Courses taught by Professor Ahmed at CU Boulder:
ASEN 6519 (special topics): Algorithms for Aerospace Autonomy
(new: Spring 2017)
Advanced graduate course covering modern statistical learning and AI techniques that allow autonomous systems to reason under uncertainty. Topics include: probabilistic models (Markov models, Bayesian networks, Markov random fields, factor graphs, decision graphs, Bayesian nonparametrics); batch/offline learning for pattern recognition and `static’ decision making; approximate inference methods (extended/unscented Kalman filters, variational Bayes, Monte Carlo methods); sequential optimal decision making (MDPs, POMDPs); online learning (multi-armed bandits, reinforcement learning); and advanced topics as time/interest permits (distributed multi-agent reasoning; human-autonomy interaction; explainable and introspective AI).
ASEN 5044: Statistical Estimation for Dynamical Systems
(offered each fall, starting Fall 2016)
Introduces theory and methods of statistical estimation for dynamical systems, with emphasis on aerospace applications.

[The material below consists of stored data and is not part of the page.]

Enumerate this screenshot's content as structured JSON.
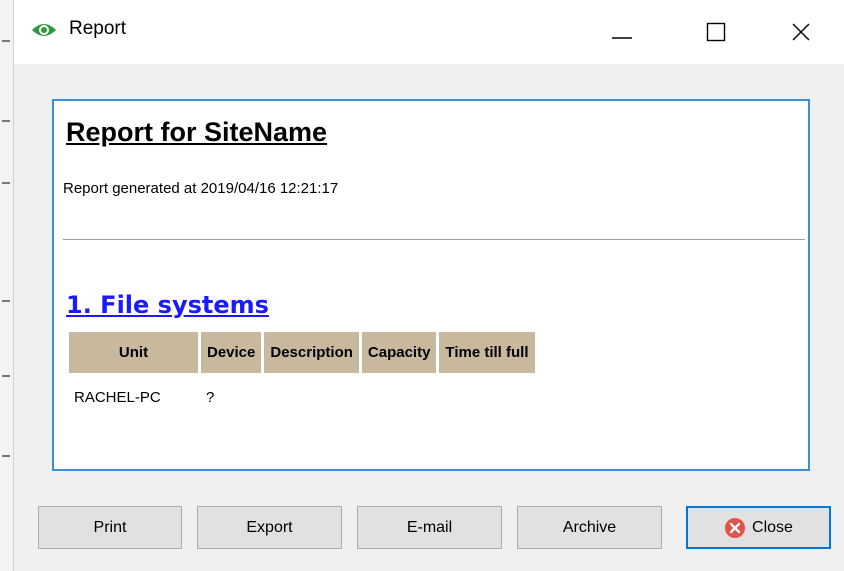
{
  "window": {
    "title": "Report"
  },
  "report": {
    "title": "Report for SiteName",
    "generated_text": "Report generated at 2019/04/16 12:21:17",
    "section_heading": "1. File systems",
    "table": {
      "headers": [
        "Unit",
        "Device",
        "Description",
        "Capacity",
        "Time till full"
      ],
      "rows": [
        [
          "RACHEL-PC",
          "?",
          "",
          "",
          ""
        ]
      ]
    }
  },
  "buttons": {
    "print": "Print",
    "export": "Export",
    "email": "E-mail",
    "archive": "Archive",
    "close": "Close"
  },
  "colors": {
    "panel_border": "#3a8fd8",
    "header_bg": "#c8b89e",
    "link": "#1a1aff",
    "close_icon": "#e0524a",
    "app_icon": "#2e9a3e"
  }
}
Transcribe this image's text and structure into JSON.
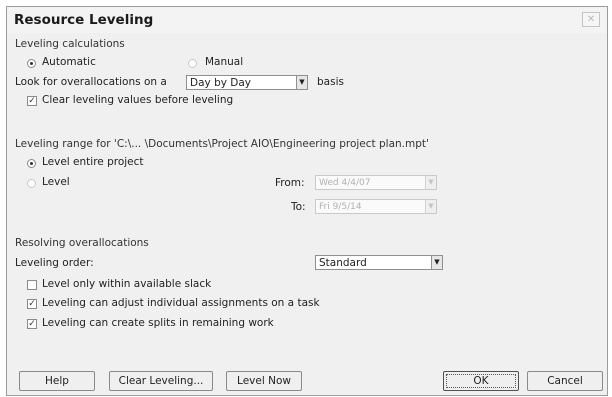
{
  "dialog": {
    "title": "Resource Leveling",
    "close_symbol": "✕"
  },
  "leveling_calculations": {
    "section_label": "Leveling calculations",
    "automatic_label": "Automatic",
    "automatic_selected": true,
    "manual_label": "Manual",
    "look_for_label": "Look for overallocations on a",
    "basis_value": "Day by Day",
    "basis_suffix": "basis",
    "clear_values_label": "Clear leveling values before leveling",
    "clear_values_checked": true
  },
  "leveling_range": {
    "section_label": "Leveling range for 'C:\\... \\Documents\\Project AIO\\Engineering project plan.mpt'",
    "level_entire_label": "Level entire project",
    "level_entire_selected": true,
    "level_label": "Level",
    "from_label": "From:",
    "from_value": "Wed 4/4/07",
    "to_label": "To:",
    "to_value": "Fri 9/5/14"
  },
  "resolving": {
    "section_label": "Resolving overallocations",
    "order_label": "Leveling order:",
    "order_value": "Standard",
    "within_slack_label": "Level only within available slack",
    "within_slack_checked": false,
    "adjust_assignments_label": "Leveling can adjust individual assignments on a task",
    "adjust_assignments_checked": true,
    "create_splits_label": "Leveling can create splits in remaining work",
    "create_splits_checked": true
  },
  "buttons": {
    "help": "Help",
    "clear_leveling": "Clear Leveling...",
    "level_now": "Level Now",
    "ok": "OK",
    "cancel": "Cancel"
  },
  "glyphs": {
    "dropdown_arrow": "▼",
    "check_mark": "✓"
  }
}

Major topics include: in depth review of applied probability and statistics; discrete time linear dynamical systems and stochastic processes; optimal state estimators for dynamical systems; theory and design of Kalman filters for linear systems; linearized Kalman filters, extended Kalman filters, and general Bayes filters for non-linear systems.
ASEN 5014: Linear Control Systems
(Spring 2014, Fall 2014, Fall 2015)
Modeling, analysis, and design of continuous-time control systems using the state space approach. Vector spaces, linear operators, and linear equation solution theory are used to describe system solutions and their stability, controllability, and observability properties. State observers and state feedback control are developed, along with an introduction to linear-quadratic optimal control.
ASEN 6519 (special topics): Model-based Parameters and State Estimation
(Spring 2015) Covers core techniques for extracting and combining information from noisy sensor data and known system models: batch and recursive estimation methods (including linear and non-linear least-squares); maximum likelihood and maximum a posteriori point estimation methods; and Bayesian techniques, with emphasis on Kalman filtering and related filters for discrete-time dynamical systems. In addition to theoretical considerations, estimator design and performance evaluation are discussed in the context of real applications for tracking and vehicle systems.
ASEN 3128: Aircraft Dynamics
(Spring 2016, Spring 2017)
Covers fundamentals of atmospheric flight dynamics and control for rigid body aircraft. Develops mathematical models, tools, and techniques for analyzing aircraft stability and control. The course covers an understanding of linearized theory and numerical techniques for nonlinear problems. The course also covers equations of motion, static and dynamic stability of an aircraft, linearization and analysis of linear systems. Specific topics include: nomenclature; aircraft static stability; Euler angles; aircraft equations of motion and linearization; stability derivatives; linear dynamical system analysis; analysis of longitudinal and lateral dynamics; modal approximations; open-loop aircraft response to actuation; and stability augmentation and feedback control design.